Already Enough.



"It's not good enough yet"

I recently heard a child say this and it shocked me. Instead of saying "it's not done yet", they chose to say "it's not good enough yet". I'm sure the concept of "worthiness" is well known by our older kids but I wasn't prepared for a younger child to express it or demonstrate even the slightest understanding of it. 

Our striving for worth and perfection is seen by others, especially the younger people in our lives. Not only do they pick up on what we say, they also pick up on how we say it and how we respond to situations. 
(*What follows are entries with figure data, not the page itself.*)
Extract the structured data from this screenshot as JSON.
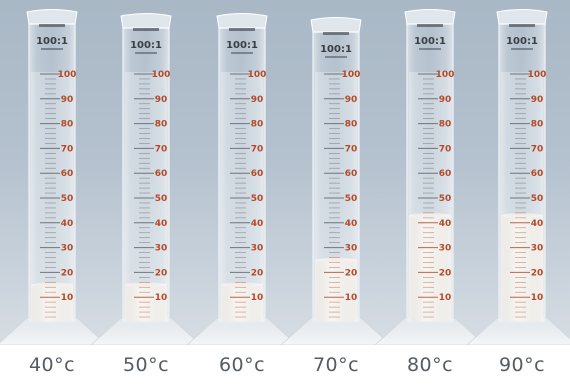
{
  "photo": {
    "cylinders": [
      {
        "temperature_label": "40°c",
        "sediment_level": 15,
        "brand_ratio": "100:1",
        "scale_labels": [
          "10",
          "20",
          "30",
          "40",
          "50",
          "60",
          "70",
          "80",
          "90",
          "100"
        ]
      },
      {
        "temperature_label": "50°c",
        "sediment_level": 15,
        "brand_ratio": "100:1",
        "scale_labels": [
          "10",
          "20",
          "30",
          "40",
          "50",
          "60",
          "70",
          "80",
          "90",
          "100"
        ]
      },
      {
        "temperature_label": "60°c",
        "sediment_level": 15,
        "brand_ratio": "100:1",
        "scale_labels": [
          "10",
          "20",
          "30",
          "40",
          "50",
          "60",
          "70",
          "80",
          "90",
          "100"
        ]
      },
      {
        "temperature_label": "70°c",
        "sediment_level": 25,
        "brand_ratio": "100:1",
        "scale_labels": [
          "10",
          "20",
          "30",
          "40",
          "50",
          "60",
          "70",
          "80",
          "90",
          "100"
        ]
      },
      {
        "temperature_label": "80°c",
        "sediment_level": 43,
        "brand_ratio": "100:1",
        "scale_labels": [
          "10",
          "20",
          "30",
          "40",
          "50",
          "60",
          "70",
          "80",
          "90",
          "100"
        ]
      },
      {
        "temperature_label": "90°c",
        "sediment_level": 43,
        "brand_ratio": "100:1",
        "scale_labels": [
          "10",
          "20",
          "30",
          "40",
          "50",
          "60",
          "70",
          "80",
          "90",
          "100"
        ]
      }
    ]
  },
  "colors": {
    "backdrop": "#b4c1ce",
    "sediment": "#f6f1ea",
    "scale_red": "#b34a2a",
    "caption": "#555b62"
  }
}
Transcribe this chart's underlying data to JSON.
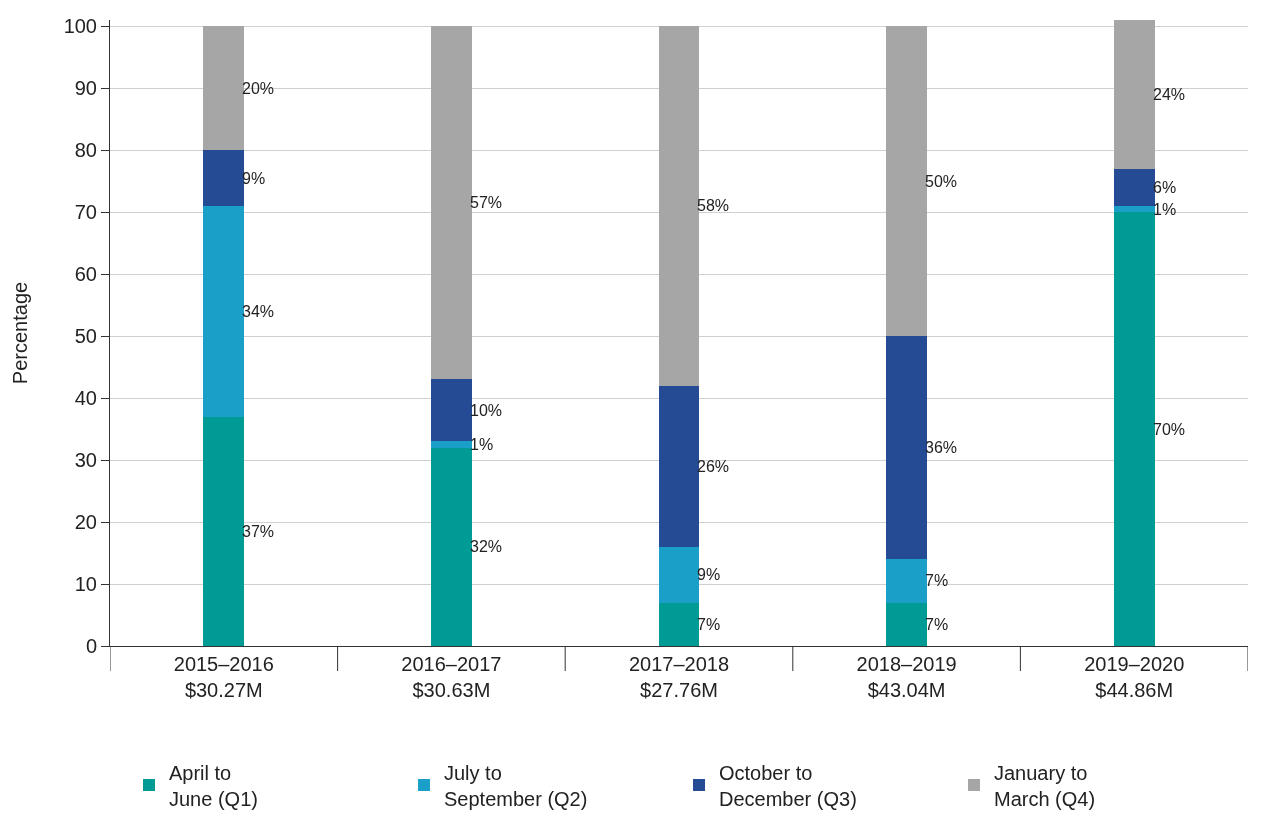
{
  "chart_data": {
    "type": "bar",
    "stacked": true,
    "ylabel": "Percentage",
    "categories": [
      "2015–2016\n$30.27M",
      "2016–2017\n$30.63M",
      "2017–2018\n$27.76M",
      "2018–2019\n$43.04M",
      "2019–2020\n$44.86M"
    ],
    "series": [
      {
        "name": "April to\nJune (Q1)",
        "color": "#009b95",
        "values": [
          37,
          32,
          7,
          7,
          70
        ],
        "value_labels": [
          "37%",
          "32%",
          "7%",
          "7%",
          "70%"
        ]
      },
      {
        "name": "July to\nSeptember (Q2)",
        "color": "#1aa0c8",
        "values": [
          34,
          1,
          9,
          7,
          1
        ],
        "value_labels": [
          "34%",
          "1%",
          "9%",
          "7%",
          "1%"
        ]
      },
      {
        "name": "October to\nDecember (Q3)",
        "color": "#254b94",
        "values": [
          9,
          10,
          26,
          36,
          6
        ],
        "value_labels": [
          "9%",
          "10%",
          "26%",
          "36%",
          "6%"
        ]
      },
      {
        "name": "January to\nMarch (Q4)",
        "color": "#a6a6a6",
        "values": [
          20,
          57,
          58,
          50,
          24
        ],
        "value_labels": [
          "20%",
          "57%",
          "58%",
          "50%",
          "24%"
        ]
      }
    ],
    "ylim": [
      0,
      101
    ],
    "yticks": [
      0,
      10,
      20,
      30,
      40,
      50,
      60,
      70,
      80,
      90,
      100
    ],
    "grid": "y",
    "legend": "bottom"
  }
}
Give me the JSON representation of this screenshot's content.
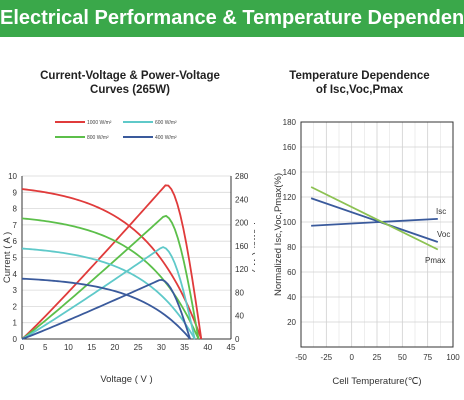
{
  "banner": {
    "title": "Electrical Performance & Temperature Dependence",
    "color": "#3aa84a"
  },
  "chart_data": [
    {
      "type": "line",
      "title": "Current-Voltage & Power-Voltage Curves (265W)",
      "title_lines": [
        "Current-Voltage & Power-Voltage",
        "Curves (265W)"
      ],
      "xlabel": "Voltage ( V )",
      "ylabel": "Current ( A )",
      "y2label": "Power ( W )",
      "xlim": [
        0,
        45
      ],
      "ylim": [
        0,
        10
      ],
      "y2lim": [
        0,
        280
      ],
      "x_ticks": [
        "0",
        "5",
        "10",
        "15",
        "20",
        "25",
        "30",
        "35",
        "40",
        "45"
      ],
      "y_ticks": [
        "0",
        "1",
        "2",
        "3",
        "4",
        "5",
        "6",
        "7",
        "8",
        "9",
        "10"
      ],
      "y2_ticks": [
        "0",
        "40",
        "80",
        "120",
        "160",
        "200",
        "240",
        "280"
      ],
      "grid": "horizontal",
      "legend_position": "top",
      "series": [
        {
          "name": "1000 W/m²",
          "color": "#e03b3b",
          "isc": 9.2,
          "voc": 38.6,
          "pmax_v": 31.0,
          "pmax_p": 265
        },
        {
          "name": "800 W/m²",
          "color": "#5cbf4a",
          "isc": 7.4,
          "voc": 38.0,
          "pmax_v": 30.7,
          "pmax_p": 212
        },
        {
          "name": "600 W/m²",
          "color": "#5fc9c9",
          "isc": 5.55,
          "voc": 37.2,
          "pmax_v": 30.2,
          "pmax_p": 158
        },
        {
          "name": "400 W/m²",
          "color": "#3a5a9c",
          "isc": 3.7,
          "voc": 36.2,
          "pmax_v": 29.8,
          "pmax_p": 102
        }
      ]
    },
    {
      "type": "line",
      "title": "Temperature Dependence of Isc,Voc,Pmax",
      "title_lines": [
        "Temperature Dependence",
        "of Isc,Voc,Pmax"
      ],
      "xlabel": "Cell Temperature(℃)",
      "ylabel": "Normalized Isc,Voc,Pmax(%)",
      "xlim": [
        -50,
        100
      ],
      "ylim": [
        0,
        180
      ],
      "x_ticks": [
        "-50",
        "-25",
        "0",
        "25",
        "50",
        "75",
        "100"
      ],
      "y_ticks": [
        "20",
        "40",
        "60",
        "80",
        "100",
        "120",
        "140",
        "160",
        "180"
      ],
      "grid": "both",
      "series": [
        {
          "name": "Isc",
          "color": "#3a5a9c",
          "x": [
            -40,
            85
          ],
          "y": [
            97,
            102.5
          ]
        },
        {
          "name": "Voc",
          "color": "#3a5a9c",
          "x": [
            -40,
            85
          ],
          "y": [
            119,
            84
          ]
        },
        {
          "name": "Pmax",
          "color": "#8cc152",
          "x": [
            -40,
            85
          ],
          "y": [
            128,
            78
          ]
        }
      ]
    }
  ]
}
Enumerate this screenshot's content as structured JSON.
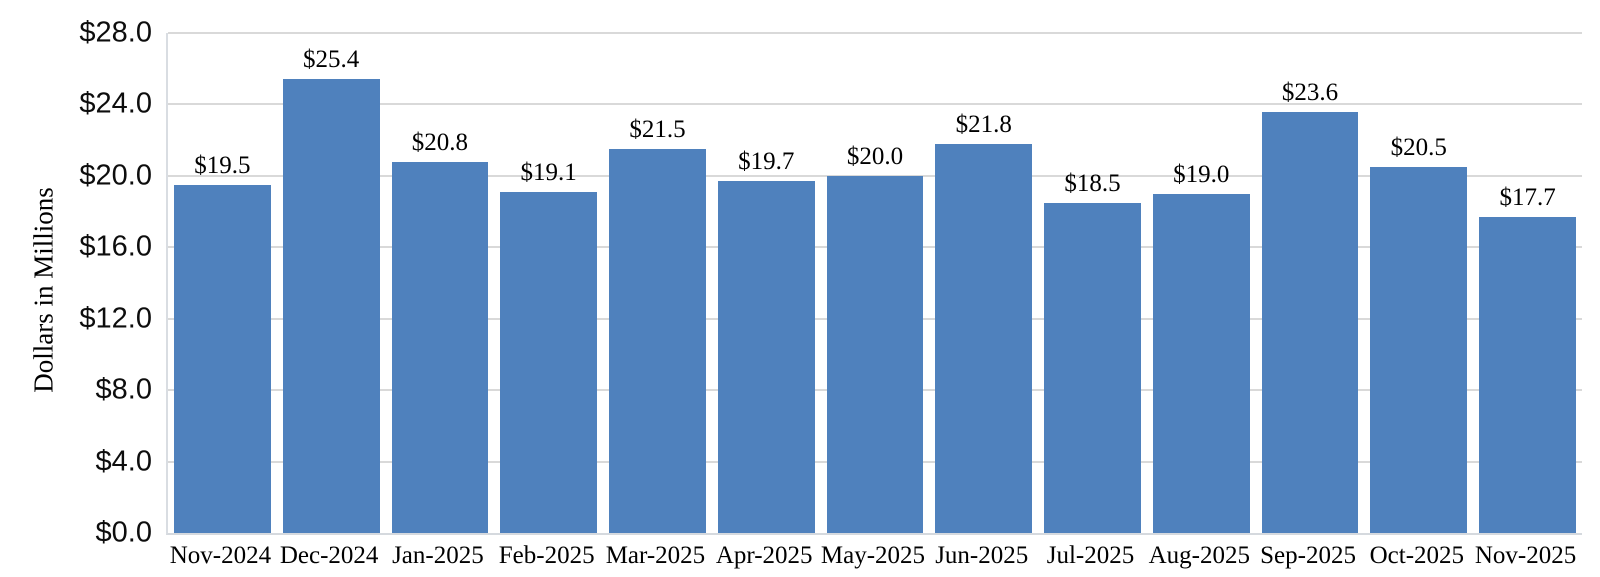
{
  "chart_data": {
    "type": "bar",
    "title": "",
    "xlabel": "",
    "ylabel": "Dollars in Millions",
    "categories": [
      "Nov-2024",
      "Dec-2024",
      "Jan-2025",
      "Feb-2025",
      "Mar-2025",
      "Apr-2025",
      "May-2025",
      "Jun-2025",
      "Jul-2025",
      "Aug-2025",
      "Sep-2025",
      "Oct-2025",
      "Nov-2025"
    ],
    "values": [
      19.5,
      25.4,
      20.8,
      19.1,
      21.5,
      19.7,
      20.0,
      21.8,
      18.5,
      19.0,
      23.6,
      20.5,
      17.7
    ],
    "data_labels": [
      "$19.5",
      "$25.4",
      "$20.8",
      "$19.1",
      "$21.5",
      "$19.7",
      "$20.0",
      "$21.8",
      "$18.5",
      "$19.0",
      "$23.6",
      "$20.5",
      "$17.7"
    ],
    "ylim": [
      0,
      28
    ],
    "ytick_step": 4,
    "yticks": [
      0,
      4,
      8,
      12,
      16,
      20,
      24,
      28
    ],
    "ytick_labels": [
      "$0.0",
      "$4.0",
      "$8.0",
      "$12.0",
      "$16.0",
      "$20.0",
      "$24.0",
      "$28.0"
    ],
    "grid": true,
    "legend": "none",
    "bar_color": "#4f81bd",
    "gridline_color": "#d9d9d9",
    "text_color": "#000000"
  }
}
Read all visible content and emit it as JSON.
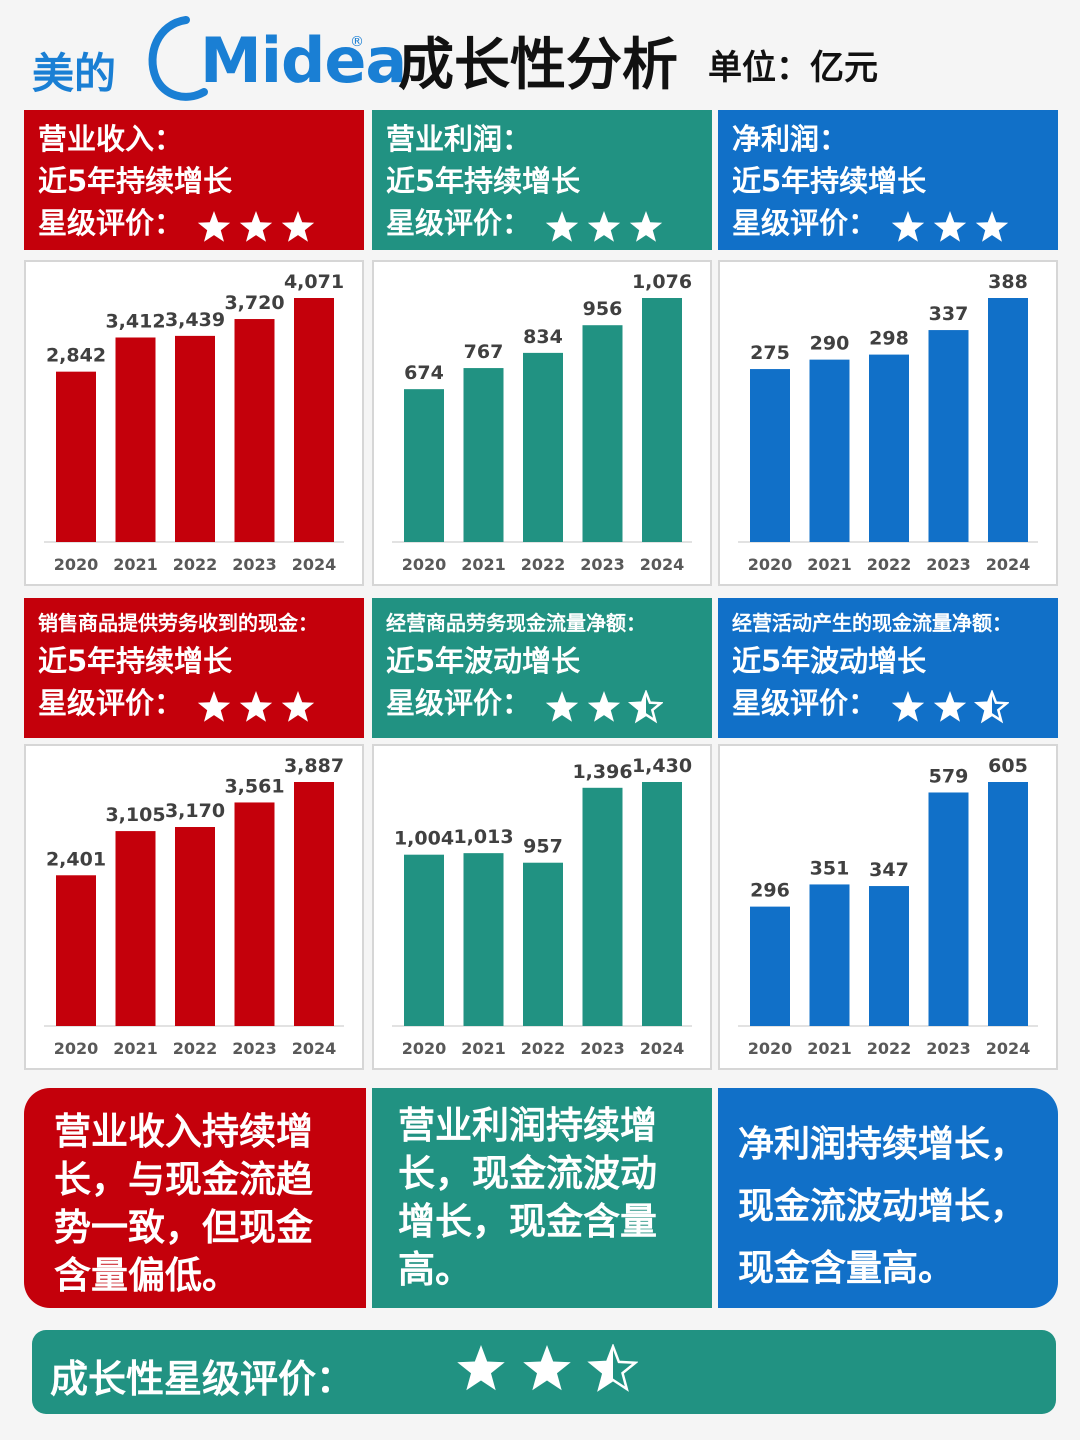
{
  "header": {
    "logo_cn": "美的",
    "logo_en": "Midea",
    "logo_mark": "®",
    "title": "成长性分析",
    "unit": "单位：亿元"
  },
  "colors": {
    "red": "#c4000b",
    "teal": "#219282",
    "blue": "#1170c8"
  },
  "panels": [
    {
      "line1": "营业收入：",
      "line2": "近5年持续增长",
      "rating_label": "星级评价：",
      "stars": 3
    },
    {
      "line1": "营业利润：",
      "line2": "近5年持续增长",
      "rating_label": "星级评价：",
      "stars": 3
    },
    {
      "line1": "净利润：",
      "line2": "近5年持续增长",
      "rating_label": "星级评价：",
      "stars": 3
    },
    {
      "line1": "销售商品提供劳务收到的现金：",
      "line2": "近5年持续增长",
      "rating_label": "星级评价：",
      "stars": 3
    },
    {
      "line1": "经营商品劳务现金流量净额：",
      "line2": "近5年波动增长",
      "rating_label": "星级评价：",
      "stars": 2.5
    },
    {
      "line1": "经营活动产生的现金流量净额：",
      "line2": "近5年波动增长",
      "rating_label": "星级评价：",
      "stars": 2.5
    }
  ],
  "chart_data": [
    {
      "type": "bar",
      "categories": [
        "2020",
        "2021",
        "2022",
        "2023",
        "2024"
      ],
      "values": [
        2842,
        3412,
        3439,
        3720,
        4071
      ],
      "labels": [
        "2,842",
        "3,412",
        "3,439",
        "3,720",
        "4,071"
      ],
      "color": "#c4000b"
    },
    {
      "type": "bar",
      "categories": [
        "2020",
        "2021",
        "2022",
        "2023",
        "2024"
      ],
      "values": [
        674,
        767,
        834,
        956,
        1076
      ],
      "labels": [
        "674",
        "767",
        "834",
        "956",
        "1,076"
      ],
      "color": "#219282"
    },
    {
      "type": "bar",
      "categories": [
        "2020",
        "2021",
        "2022",
        "2023",
        "2024"
      ],
      "values": [
        275,
        290,
        298,
        337,
        388
      ],
      "labels": [
        "275",
        "290",
        "298",
        "337",
        "388"
      ],
      "color": "#1170c8"
    },
    {
      "type": "bar",
      "categories": [
        "2020",
        "2021",
        "2022",
        "2023",
        "2024"
      ],
      "values": [
        2401,
        3105,
        3170,
        3561,
        3887
      ],
      "labels": [
        "2,401",
        "3,105",
        "3,170",
        "3,561",
        "3,887"
      ],
      "color": "#c4000b"
    },
    {
      "type": "bar",
      "categories": [
        "2020",
        "2021",
        "2022",
        "2023",
        "2024"
      ],
      "values": [
        1004,
        1013,
        957,
        1396,
        1430
      ],
      "labels": [
        "1,004",
        "1,013",
        "957",
        "1,396",
        "1,430"
      ],
      "color": "#219282"
    },
    {
      "type": "bar",
      "categories": [
        "2020",
        "2021",
        "2022",
        "2023",
        "2024"
      ],
      "values": [
        296,
        351,
        347,
        579,
        605
      ],
      "labels": [
        "296",
        "351",
        "347",
        "579",
        "605"
      ],
      "color": "#1170c8"
    }
  ],
  "summaries": [
    "营业收入持续增长，与现金流趋势一致，但现金含量偏低。",
    "营业利润持续增长，现金流波动增长，现金含量高。",
    "净利润持续增长，现金流波动增长，现金含量高。"
  ],
  "summary_lines": [
    [
      "营业收入持续增",
      "长，与现金流趋",
      "势一致，但现金",
      "含量偏低。"
    ],
    [
      "营业利润持续增",
      "长，现金流波动",
      "增长，现金含量",
      "高。"
    ],
    [
      "净利润持续增长，",
      "现金流波动增长，",
      "现金含量高。"
    ]
  ],
  "footer": {
    "label": "成长性星级评价：",
    "stars": 2.5
  }
}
When did we start shaping our actions and responses around proving or growing our worth?
When did we start believing that we had to do all of the things, all of the time. 


I'm not sure when or how, but it's tiring isn't' it?
 

I want to look in the mirror and just see me. 

Not the fact that my hair doesn't look like a girl I saw on Instagram. 
Or the fact that my nose is a little crooked. 
Or the circles under my eyes. 
Or the way my thighs look in jeans.

Or all of the other imperfections I can  SO EASILY point out.

I want to come home in the evening or on the weekend and be completely fine resting and not doing anything  (anything that feels like work or something to "prove" myself, that is). 

It seems like being busy has become the gold standard. As a woman, as a mom, as a business owner, even just as a person in general, everyday I'm bombarded with things I should be doing to be better in each of those roles. I don't know about you, but it's really exhausting. 

Instead, I want to notice these things when I look in the mirror: 


I want to notice my kindness - how it's creating change in small ways (even when I don't see it in real time) 
I want to notice the love I have for my family - the investment I have in my girls and devotion to spending time with my loved ones. 
I want to notice the ways in which my business helps people create beautiful spaces. 
I want to acknowledge that health is a process and I'm trying to do what's best for my body. 
And most of all, I want to notice that I'm exactly where I need to be and more than enough just as I am. 


 


We can take a break friends - from all of the "striving". 

I hope we cultivate spaces in our homes and in our lives for the messy, the normal, the everyday things that are in fact VERY extraordinary. I want to practice resting well and model it for the people around me. I also want to notice the lovely things in myself and in my loved ones, way more often than I do now.

You're already worthy. You're already good enough. 

1 comment


  • Rene Cox

    Such beautiful thoughts, Whitney! We ARE worthy, just the way we are now; our Savior says so!